世子道:“到了京城我就要常穿这些衣裳,到时候再穿给您看。”
苏清欢笑着答应道:“好。只是有一样,我一直想跟你说也没说。进京以后,你府里的事情,内院有管事嬷嬷,外院有总管,我不能插手,你也别给我太多优待。虽然我在程家学了多年规矩,但是终究不是在京里。回头你让人帮我找个宫里的嬷嬷,严厉些倒不怕,好好给我补补京城的功课。”
京城里繁复的关系,错根盘节,既然选择了陆弃,她就要学会去适应。
“娘,会很辛苦。”世子明白她的意思,“我和我爹,都能护着您……”
“我知道。你们对我好,我也想替你们分忧解难,而且,我觉得我还不算笨吧。”苏清欢笑着道,“他说,他是我的脸面;可是反之亦然;我不求给他长脸,但是也不想丢了他面子。这些,总不能比我学医时候更苦更累。”
世子答应下来。
按照行路计划,他们乘船到了济宁府就要换马车北上。运河边上的济宁府十分繁华富庶,赶了许久路,距离圣旨要求的日子也很宽裕,世子和苏清欢商量,在这里休整两天再上京。
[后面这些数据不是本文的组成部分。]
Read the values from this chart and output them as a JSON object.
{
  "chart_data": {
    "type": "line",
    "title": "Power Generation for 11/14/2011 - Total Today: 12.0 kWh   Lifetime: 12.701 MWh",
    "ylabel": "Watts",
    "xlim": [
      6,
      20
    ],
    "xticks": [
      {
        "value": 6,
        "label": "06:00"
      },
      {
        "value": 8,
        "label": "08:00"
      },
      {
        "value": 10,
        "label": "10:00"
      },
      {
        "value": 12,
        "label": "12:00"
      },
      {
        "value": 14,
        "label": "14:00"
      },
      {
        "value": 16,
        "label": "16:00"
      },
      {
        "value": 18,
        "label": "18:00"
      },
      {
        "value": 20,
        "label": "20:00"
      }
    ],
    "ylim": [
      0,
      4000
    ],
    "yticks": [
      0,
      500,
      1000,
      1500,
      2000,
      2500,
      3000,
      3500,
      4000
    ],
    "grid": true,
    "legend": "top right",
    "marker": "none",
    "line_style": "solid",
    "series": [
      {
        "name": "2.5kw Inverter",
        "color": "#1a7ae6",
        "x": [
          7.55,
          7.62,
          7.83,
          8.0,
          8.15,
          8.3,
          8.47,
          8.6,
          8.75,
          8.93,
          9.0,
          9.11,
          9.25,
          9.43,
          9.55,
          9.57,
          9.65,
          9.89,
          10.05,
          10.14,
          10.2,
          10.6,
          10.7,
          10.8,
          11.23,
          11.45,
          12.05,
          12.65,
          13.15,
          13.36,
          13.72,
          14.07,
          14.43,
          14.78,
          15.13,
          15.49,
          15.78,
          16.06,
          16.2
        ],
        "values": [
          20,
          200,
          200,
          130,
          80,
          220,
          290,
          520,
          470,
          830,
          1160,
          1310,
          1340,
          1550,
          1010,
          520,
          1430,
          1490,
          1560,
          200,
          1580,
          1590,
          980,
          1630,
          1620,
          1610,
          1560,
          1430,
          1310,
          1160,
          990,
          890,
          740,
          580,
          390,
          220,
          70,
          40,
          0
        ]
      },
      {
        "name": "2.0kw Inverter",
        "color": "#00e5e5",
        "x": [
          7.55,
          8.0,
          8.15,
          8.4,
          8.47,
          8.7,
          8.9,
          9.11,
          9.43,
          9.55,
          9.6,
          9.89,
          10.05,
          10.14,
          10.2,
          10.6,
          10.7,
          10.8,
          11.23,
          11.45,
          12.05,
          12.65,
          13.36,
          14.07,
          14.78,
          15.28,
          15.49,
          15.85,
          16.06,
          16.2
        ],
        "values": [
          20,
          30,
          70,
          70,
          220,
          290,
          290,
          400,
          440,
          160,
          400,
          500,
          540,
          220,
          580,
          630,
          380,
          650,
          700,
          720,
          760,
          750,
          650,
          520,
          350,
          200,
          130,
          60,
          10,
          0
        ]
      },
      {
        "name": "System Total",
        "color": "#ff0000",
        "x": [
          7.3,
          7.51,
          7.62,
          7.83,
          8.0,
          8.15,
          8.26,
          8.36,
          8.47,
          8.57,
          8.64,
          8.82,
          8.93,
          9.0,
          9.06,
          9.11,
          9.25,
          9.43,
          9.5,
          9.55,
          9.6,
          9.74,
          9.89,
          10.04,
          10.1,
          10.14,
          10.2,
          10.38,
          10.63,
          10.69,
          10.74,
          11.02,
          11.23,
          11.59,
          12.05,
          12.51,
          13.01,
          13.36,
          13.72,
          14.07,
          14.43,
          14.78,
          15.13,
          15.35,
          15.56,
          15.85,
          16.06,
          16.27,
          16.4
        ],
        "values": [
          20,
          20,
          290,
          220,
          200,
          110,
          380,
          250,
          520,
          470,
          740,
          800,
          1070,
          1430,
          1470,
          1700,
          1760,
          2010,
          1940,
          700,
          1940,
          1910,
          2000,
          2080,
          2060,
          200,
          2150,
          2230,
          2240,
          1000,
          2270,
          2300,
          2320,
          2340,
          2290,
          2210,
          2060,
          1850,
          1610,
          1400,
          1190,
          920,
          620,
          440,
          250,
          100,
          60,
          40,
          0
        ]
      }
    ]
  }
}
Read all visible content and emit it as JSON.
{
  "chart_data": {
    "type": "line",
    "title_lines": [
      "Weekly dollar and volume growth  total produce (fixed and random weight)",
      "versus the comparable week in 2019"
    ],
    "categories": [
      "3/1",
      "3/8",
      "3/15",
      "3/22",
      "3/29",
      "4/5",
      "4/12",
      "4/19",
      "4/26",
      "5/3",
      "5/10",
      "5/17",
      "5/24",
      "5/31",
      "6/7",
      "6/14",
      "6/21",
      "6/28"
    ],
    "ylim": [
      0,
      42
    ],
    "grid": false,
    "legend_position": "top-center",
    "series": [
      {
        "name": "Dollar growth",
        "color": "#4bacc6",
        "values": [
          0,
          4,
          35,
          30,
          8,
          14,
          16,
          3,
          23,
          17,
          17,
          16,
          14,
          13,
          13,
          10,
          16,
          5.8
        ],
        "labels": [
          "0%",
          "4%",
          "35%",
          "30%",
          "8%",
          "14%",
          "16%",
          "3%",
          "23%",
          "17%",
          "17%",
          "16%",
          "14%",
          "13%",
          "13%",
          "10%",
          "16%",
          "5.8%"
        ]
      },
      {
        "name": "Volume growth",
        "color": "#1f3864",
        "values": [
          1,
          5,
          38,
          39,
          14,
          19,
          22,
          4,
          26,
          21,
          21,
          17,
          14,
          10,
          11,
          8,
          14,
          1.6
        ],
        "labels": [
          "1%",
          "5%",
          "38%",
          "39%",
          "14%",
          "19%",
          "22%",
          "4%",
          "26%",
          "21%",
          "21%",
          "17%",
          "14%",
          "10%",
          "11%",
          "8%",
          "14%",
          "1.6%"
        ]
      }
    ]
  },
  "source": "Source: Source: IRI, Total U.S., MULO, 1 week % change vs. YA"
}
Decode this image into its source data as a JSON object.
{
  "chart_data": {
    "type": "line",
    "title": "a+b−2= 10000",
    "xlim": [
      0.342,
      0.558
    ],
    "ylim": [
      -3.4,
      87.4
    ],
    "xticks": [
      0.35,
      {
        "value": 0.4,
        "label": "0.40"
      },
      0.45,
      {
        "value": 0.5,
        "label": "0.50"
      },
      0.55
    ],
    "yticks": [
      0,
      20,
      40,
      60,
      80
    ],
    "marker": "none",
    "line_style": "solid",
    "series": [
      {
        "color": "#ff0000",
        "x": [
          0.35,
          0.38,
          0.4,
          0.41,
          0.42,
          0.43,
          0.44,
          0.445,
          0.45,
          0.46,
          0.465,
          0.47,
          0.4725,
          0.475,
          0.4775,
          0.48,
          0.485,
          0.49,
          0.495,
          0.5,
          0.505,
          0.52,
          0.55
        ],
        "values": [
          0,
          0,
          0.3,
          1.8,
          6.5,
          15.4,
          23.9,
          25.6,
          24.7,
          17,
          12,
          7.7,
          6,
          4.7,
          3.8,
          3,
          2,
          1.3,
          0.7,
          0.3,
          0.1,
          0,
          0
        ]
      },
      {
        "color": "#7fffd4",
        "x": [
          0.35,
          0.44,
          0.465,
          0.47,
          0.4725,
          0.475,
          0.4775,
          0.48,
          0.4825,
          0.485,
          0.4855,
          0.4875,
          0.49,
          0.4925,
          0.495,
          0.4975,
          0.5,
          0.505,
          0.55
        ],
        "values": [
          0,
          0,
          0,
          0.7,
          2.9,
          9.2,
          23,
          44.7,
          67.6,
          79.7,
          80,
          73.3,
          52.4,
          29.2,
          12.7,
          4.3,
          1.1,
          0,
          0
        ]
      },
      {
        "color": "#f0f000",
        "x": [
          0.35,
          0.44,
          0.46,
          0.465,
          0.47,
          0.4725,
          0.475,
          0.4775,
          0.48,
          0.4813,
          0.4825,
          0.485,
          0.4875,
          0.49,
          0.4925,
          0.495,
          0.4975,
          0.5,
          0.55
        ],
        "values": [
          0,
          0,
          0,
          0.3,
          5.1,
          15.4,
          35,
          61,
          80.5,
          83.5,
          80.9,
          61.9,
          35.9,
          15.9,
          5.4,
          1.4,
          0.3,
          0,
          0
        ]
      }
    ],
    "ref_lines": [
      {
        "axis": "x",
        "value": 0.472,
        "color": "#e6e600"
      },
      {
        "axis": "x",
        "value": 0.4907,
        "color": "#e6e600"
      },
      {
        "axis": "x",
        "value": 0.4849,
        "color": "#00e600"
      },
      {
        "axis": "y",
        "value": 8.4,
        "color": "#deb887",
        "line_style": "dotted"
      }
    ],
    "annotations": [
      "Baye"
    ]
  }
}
济宁府盛产羊角蜜,是一种外形像老粗黄瓜,但是内里甜蜜如糖的甜瓜。
苏清欢从前就喜欢,到了这里,见到处都是卖羊角蜜的摊贩,便牵着一身便服的世子挑选。
“多少钱一斤?”她在一处摊贩处停下问道。
“论根卖,一根十文。”摊主是个三十多岁的胖女人,满脸堆笑地道,“不甜不要钱。”
苏清欢觉得这价格略贵,但是也不是很离谱,想想随行那么多人,便指着她的筐道:“这两筐我都……”
“你这妇人,心忒黑。别人家都是十文钱三根,你怎么能卖这么贵!”
旁边突然有人愤慨地插话。
苏清欢回头看,便见到一个二十多岁的妇人站在她身后愤愤不平。
妇人发髻梳得十分平整,身上衣裳也收拾得很干净;只是她肤色黑,又穿着一身与年龄不符的沉香色衣裳,挎着个菜篮,显得有些土气和老气。
“妹子,我说得是真的,不信你打听打听!”妇人很激动,带着浓重的当地口音,“你可别上当受骗了。”
摊主见好好一桩发财机会被人搅和了,恼羞成怒地骂道:“关你什么事!咸吃萝卜淡操心的娼妇!”
“你怎么能骂人!”妇人更激动了,“济宁府的名声,都被你们这些没有诚信的奸人毁掉了。我相公说……”
“你相公说什么跟我有什么关系!”摊主骂道,“今天倒霉,一出门就遇到你这样的扫把星……”
苏清欢听不过去了,正色道:“做生意当诚信待人,这位大姐见不惯你欺瞒于我,仗义执言,反而被你恶语相对。我倒要找找,这里有没有管事!”
旁边有人对摊主道:“本来就是你错了,快好好跟人家道个歉,再跟司徒夫人道歉!”
都是一起卖东西的,虽然对她贪便宜的行为也看不惯,但是总归不希望她闯祸。
摊主看着那妇人,吃惊地道:“你,你是司徒夫人?”
妇人支支吾吾,没说是,也没说不是,显然有些手足无措。
苏清欢看在眼里,觉得有些奇怪。
她正想说什么,忽然见一个男人步履匆匆而来,走到妇人面前,神情不悦道:“跟你说了要跟紧我,为什么不听话!”
妇人顿时红了脸,垂头捏着衣角,局促得不知道说些什么好。
“司徒大人!”周围人有认出来的,跟男人行礼问安。